We have an on-going discussion at work about the reliability of wikipedia. There are those who believe and those who remain to be convinced. In 2005 Nature carried out a study that showed that wikipedia was almost as reliable as the Encyclopedia Britannica. Then again amongst scientists Nature has a dubious history of reliability - cold fusion, memory of water etc. As for the comparison Encyclopedia Britannica - this is where many of the wikipedia entries originate, and the point of wikipedia is to be more up to date than you can achieve in print. The Isuzu experiment showed that errors are corrected very quickly - in a matter of hours.
This evaluation of wikipedia was in response to a number of high profile errors found on the site. Often these were in biographical entries about living people and so these could be easily verified. A more recent example was with the obituary of Ronnie Hazlehurst where he was associated with writing songs for S-club 7. As well as revealing errors in wikipedia these also reveal sloppy journalism that is obviously using wikipedia as its only source for reporting some stories!

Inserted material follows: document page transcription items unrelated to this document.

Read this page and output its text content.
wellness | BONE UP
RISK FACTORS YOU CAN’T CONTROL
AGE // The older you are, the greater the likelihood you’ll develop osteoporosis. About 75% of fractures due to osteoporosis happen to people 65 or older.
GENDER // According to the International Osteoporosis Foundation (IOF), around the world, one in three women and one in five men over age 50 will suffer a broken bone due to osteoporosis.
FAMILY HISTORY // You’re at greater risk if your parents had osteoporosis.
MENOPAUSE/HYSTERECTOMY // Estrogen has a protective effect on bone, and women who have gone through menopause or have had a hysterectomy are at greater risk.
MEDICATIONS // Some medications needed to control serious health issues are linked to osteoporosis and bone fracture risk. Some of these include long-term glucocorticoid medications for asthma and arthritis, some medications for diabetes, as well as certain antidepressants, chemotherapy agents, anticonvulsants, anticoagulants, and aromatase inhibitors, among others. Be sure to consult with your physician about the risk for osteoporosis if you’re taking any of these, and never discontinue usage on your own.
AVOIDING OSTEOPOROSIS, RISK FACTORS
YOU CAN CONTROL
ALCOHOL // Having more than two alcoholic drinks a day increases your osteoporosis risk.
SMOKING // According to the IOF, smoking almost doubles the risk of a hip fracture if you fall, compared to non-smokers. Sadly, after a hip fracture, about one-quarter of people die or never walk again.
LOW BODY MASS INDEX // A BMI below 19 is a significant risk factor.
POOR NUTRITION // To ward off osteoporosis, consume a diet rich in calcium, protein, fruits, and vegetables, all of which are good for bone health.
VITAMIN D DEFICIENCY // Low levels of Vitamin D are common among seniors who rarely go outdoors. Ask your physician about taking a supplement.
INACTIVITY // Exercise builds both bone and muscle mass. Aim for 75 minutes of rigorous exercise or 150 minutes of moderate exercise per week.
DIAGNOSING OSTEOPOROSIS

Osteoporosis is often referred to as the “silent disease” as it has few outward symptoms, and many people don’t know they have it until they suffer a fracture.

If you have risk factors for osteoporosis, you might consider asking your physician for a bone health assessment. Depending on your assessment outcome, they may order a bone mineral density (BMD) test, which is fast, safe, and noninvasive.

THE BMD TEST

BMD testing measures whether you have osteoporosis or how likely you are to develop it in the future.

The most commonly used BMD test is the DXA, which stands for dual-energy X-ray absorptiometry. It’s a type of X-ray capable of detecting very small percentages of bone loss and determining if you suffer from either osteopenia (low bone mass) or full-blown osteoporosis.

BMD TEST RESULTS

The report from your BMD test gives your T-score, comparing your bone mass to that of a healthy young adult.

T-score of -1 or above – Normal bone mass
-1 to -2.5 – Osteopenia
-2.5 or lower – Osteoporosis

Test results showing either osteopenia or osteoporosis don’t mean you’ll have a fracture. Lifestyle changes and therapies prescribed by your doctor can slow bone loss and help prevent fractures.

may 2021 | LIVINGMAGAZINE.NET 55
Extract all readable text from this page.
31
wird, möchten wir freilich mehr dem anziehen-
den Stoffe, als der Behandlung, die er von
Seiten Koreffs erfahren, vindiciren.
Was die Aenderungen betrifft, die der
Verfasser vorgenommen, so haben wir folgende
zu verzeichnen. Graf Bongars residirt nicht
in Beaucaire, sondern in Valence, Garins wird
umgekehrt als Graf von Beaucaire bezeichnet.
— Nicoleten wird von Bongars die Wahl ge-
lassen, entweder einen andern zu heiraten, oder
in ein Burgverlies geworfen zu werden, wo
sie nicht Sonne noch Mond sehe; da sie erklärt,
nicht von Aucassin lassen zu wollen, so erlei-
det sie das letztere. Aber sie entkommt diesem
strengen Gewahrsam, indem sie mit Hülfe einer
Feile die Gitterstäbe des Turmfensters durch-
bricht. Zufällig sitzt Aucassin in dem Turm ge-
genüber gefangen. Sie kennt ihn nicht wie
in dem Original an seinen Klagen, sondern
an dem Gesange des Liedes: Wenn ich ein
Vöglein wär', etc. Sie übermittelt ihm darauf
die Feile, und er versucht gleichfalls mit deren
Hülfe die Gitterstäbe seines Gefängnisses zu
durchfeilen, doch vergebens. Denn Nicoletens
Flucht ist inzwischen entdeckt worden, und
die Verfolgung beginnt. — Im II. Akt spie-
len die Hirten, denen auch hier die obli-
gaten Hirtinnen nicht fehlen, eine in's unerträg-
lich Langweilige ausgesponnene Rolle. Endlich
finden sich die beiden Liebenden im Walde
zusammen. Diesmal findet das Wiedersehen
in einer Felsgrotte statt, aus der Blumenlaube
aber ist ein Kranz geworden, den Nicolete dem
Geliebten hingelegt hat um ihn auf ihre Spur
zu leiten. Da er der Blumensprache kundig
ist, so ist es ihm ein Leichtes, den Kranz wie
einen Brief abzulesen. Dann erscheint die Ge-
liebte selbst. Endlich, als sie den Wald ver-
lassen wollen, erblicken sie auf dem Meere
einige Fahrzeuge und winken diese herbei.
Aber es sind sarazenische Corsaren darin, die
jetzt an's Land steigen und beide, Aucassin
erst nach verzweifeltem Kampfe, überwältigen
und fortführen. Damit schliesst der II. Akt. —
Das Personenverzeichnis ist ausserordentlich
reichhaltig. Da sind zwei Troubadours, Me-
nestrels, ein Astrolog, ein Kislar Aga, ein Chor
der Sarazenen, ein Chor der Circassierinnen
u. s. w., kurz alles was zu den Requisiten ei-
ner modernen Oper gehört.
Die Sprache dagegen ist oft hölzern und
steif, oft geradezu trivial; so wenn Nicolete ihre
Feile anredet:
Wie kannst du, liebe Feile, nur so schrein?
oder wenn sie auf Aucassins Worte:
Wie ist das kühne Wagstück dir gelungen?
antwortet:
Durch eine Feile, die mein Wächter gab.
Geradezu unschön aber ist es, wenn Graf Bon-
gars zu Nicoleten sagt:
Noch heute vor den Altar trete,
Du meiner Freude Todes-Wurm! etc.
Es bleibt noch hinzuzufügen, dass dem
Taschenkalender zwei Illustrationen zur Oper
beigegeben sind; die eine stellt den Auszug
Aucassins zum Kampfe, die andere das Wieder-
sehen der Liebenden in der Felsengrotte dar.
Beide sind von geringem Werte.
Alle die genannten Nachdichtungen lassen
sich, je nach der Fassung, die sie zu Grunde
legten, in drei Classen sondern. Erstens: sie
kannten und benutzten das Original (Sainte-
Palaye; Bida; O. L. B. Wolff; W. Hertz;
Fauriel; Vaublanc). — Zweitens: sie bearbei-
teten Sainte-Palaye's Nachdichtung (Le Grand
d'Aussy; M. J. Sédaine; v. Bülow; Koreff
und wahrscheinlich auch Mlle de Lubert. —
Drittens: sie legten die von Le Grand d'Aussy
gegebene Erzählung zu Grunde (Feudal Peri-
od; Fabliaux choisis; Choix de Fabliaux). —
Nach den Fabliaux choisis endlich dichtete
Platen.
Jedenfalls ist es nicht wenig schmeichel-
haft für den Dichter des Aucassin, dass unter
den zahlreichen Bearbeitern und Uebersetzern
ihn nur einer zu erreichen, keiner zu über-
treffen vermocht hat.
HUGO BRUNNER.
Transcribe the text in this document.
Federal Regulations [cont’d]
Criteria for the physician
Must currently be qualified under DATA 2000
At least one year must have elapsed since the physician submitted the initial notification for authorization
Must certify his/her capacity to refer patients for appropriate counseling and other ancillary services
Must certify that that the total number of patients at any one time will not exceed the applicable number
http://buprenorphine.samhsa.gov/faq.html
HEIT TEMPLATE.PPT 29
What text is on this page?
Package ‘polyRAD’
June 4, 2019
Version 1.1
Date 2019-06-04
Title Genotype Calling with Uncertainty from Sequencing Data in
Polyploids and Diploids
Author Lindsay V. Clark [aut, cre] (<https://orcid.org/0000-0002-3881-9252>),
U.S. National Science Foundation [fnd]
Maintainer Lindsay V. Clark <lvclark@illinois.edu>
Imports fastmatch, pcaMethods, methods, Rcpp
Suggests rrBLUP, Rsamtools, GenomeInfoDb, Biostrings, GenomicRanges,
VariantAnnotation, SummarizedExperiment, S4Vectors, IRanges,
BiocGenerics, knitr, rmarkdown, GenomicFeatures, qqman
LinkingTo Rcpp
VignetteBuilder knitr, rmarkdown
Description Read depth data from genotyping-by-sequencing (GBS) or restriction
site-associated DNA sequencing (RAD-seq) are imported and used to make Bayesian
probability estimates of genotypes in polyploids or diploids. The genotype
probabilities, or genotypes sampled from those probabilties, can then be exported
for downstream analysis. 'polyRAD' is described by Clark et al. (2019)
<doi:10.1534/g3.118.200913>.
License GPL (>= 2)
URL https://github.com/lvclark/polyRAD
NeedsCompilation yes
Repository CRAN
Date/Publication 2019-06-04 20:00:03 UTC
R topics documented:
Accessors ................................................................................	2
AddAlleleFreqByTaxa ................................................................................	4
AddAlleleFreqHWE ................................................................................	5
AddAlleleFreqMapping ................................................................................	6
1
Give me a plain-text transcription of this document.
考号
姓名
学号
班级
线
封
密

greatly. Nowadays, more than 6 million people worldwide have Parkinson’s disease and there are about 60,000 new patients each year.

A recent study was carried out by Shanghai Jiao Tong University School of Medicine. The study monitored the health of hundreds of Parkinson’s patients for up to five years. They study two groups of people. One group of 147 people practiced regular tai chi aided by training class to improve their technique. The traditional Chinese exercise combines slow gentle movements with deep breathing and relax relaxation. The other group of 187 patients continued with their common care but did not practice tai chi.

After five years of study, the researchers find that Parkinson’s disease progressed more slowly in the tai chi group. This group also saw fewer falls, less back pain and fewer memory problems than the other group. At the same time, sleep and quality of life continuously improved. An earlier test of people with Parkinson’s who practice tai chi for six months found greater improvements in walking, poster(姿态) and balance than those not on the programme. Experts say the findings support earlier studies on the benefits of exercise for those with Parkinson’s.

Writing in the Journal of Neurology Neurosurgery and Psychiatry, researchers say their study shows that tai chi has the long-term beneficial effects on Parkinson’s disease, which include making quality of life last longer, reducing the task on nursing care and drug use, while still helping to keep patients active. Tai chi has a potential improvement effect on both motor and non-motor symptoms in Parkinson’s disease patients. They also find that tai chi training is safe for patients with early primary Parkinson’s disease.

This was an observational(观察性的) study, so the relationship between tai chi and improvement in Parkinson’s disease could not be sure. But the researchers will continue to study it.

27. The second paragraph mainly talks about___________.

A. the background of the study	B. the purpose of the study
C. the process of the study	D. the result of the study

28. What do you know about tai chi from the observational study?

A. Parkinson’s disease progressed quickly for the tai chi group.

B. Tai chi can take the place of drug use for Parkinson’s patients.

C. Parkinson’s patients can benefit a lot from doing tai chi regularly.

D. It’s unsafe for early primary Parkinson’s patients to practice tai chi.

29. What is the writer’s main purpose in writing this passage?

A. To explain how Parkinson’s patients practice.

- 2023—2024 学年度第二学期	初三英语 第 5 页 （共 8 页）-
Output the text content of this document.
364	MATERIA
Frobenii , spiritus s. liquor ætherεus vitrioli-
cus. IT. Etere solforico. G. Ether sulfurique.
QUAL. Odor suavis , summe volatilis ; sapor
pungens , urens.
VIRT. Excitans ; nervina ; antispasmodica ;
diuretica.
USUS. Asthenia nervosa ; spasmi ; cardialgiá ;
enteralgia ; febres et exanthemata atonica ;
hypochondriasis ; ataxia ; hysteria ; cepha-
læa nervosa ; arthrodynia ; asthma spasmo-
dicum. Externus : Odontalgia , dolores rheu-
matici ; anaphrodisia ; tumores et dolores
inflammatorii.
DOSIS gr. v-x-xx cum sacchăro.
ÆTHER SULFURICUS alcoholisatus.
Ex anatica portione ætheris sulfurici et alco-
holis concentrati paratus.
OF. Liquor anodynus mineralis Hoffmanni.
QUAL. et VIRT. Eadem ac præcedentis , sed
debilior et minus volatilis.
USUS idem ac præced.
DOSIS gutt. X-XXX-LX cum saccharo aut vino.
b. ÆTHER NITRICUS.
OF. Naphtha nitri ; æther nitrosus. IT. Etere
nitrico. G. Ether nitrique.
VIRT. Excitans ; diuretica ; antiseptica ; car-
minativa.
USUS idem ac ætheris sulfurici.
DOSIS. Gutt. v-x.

These are jokes -little bits of vandalism put in by geeks to see who is watching. For me they are amusing to see what people will believe - April Fools jokes like the Spaghetti Trees.
What is interesting is the communities which consider wikipedia reliable and those which do not. I am in a science department and if a student wants a reference resource then we often tell them to use wikipedia and we consider it quite reliable. However the humanties and liberal arts are the skeptics, and they have a point.
While wikipedia is reliable for facts - these can be self-correcting, theories and view-points are not so well presented, as these depend on the authors stance. Wikipedia requires objectivity but in many cases this is not possible as the disciplines require the individual to take a personal view and where many alternative views might exist. In these cases there is no right or wrong there is a relativism based on argument and the best you can do is hope for articles that present both sides of the argument as objectively as possible.